Todos os processos burocráticos que podiam ser realizados à distância, com recurso a soluções digitais, foram assim concretizados. Foi o que aconteceu com as verificações técnicas e com as reuniões de antevisão do rali, vulgarmente conhecidos por briefings. Foi feita uma grande aposta em comunicação, com a criação de sinalética específica. A Escuderia Castelo Branco adquiriu equipamentos de proteção individual, produtos desinfetantes e promoveu o distanciamento social. Em todas as situações em que era necessário, o pessoal da organização tinha EPI ao seu dispor. Nos troços, os controladores dispunham de álcool-gel e tinham condições para estarem distanciados. Para evitar ajuntamentos, a organização abdicou de um dos momentos altos das edições passadas do Rali de Castelo Branco, a super-especial. Oportunidade de ouro para divulgar a prova e aumentar o alcance do evento, teve de ser cancelada porque era complicado gerir milhares de pessoas. Na edição de 2019, e segundo a PSP, a super-especial tinha recebido 30 mil espectadores. Também com o intuito de promover o distanciamento social, a Escuderia Castelo Branco aumentou o investimento em comunicação com destaque particular para transmissão de uma classificativa através do canal do clube no Facebook. Esta foi uma das formas de levar o rali a casa das pessoas que assim não se deslocariam para os troços.
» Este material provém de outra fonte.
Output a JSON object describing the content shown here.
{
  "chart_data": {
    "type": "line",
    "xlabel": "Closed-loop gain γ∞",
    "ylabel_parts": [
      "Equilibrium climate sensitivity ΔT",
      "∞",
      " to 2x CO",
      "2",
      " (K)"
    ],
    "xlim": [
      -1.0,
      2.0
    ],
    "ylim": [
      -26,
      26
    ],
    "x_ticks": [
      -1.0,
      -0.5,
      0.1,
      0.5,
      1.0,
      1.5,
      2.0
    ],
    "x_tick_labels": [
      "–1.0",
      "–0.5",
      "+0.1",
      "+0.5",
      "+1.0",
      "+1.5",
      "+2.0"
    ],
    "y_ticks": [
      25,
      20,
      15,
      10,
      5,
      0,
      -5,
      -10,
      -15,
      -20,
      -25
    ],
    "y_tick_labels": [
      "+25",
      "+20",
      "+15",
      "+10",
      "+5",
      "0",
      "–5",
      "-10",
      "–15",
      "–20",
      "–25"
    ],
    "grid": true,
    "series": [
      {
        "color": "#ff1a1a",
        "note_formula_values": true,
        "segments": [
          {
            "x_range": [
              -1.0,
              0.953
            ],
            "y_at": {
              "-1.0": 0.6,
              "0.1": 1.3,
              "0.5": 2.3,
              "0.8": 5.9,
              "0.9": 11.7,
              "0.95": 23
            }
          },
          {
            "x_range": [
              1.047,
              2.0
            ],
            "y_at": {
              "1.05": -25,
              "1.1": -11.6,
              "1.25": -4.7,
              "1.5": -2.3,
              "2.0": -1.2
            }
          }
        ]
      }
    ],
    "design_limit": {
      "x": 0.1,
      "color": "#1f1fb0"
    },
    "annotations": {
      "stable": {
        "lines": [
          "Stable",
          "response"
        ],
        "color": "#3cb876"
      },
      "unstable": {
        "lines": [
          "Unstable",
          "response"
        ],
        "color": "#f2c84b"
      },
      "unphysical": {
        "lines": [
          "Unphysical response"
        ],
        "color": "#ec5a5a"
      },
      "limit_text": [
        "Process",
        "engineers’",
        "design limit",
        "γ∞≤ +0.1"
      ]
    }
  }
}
“Apoio dos pilotos foi fundamental”
A Escuderia Castelo Branco conseguiu levar a bom porto a realização do Rali de Castelo Branco. Mas para que isso fosse uma realidade, precisou do contributo de diversos intervenientes. O presidente do clube organizador destaca a forma positiva como as equipas contribuíram para que o regresso dos ralis fosse uma realidade.
“O seu contributo foi fundamental. A associação de pilotos, presidida pela José Pedro Fontes, teve um papel muito importante. Desde as reuniões com a FPAK, até às condições que aceitou para termos o rali na estrada. Acordou com o cancelamento da super-especial, importante para a visibilidade dos seus projetos desportivos. Segundo as autoridades policiais, em 2019 estiveram presentes quase 30 mil espectadores nesta classificativa urbana”, explica o presidente da Escuderia, António Sequeira. Além disso, cumpriram as restrições que existiam no parque de assistência, desta edição do Rali de Castelo Branco. “Nesta prova, os pilotos e os responsáveis das equipas concordaram com a diminuição importante de pessoas acreditadas para acederem a esta zona da prova. Foi necessário reduzir o número ao mínimo indispensável. Basicamente, o pessoal técnico tinha autorização para entrar e pouco mais. Os patrocinadores e os familiares, desta vez, não puderam ir à assistência com a aceitação dos pilotos”, explicou António Sequeira.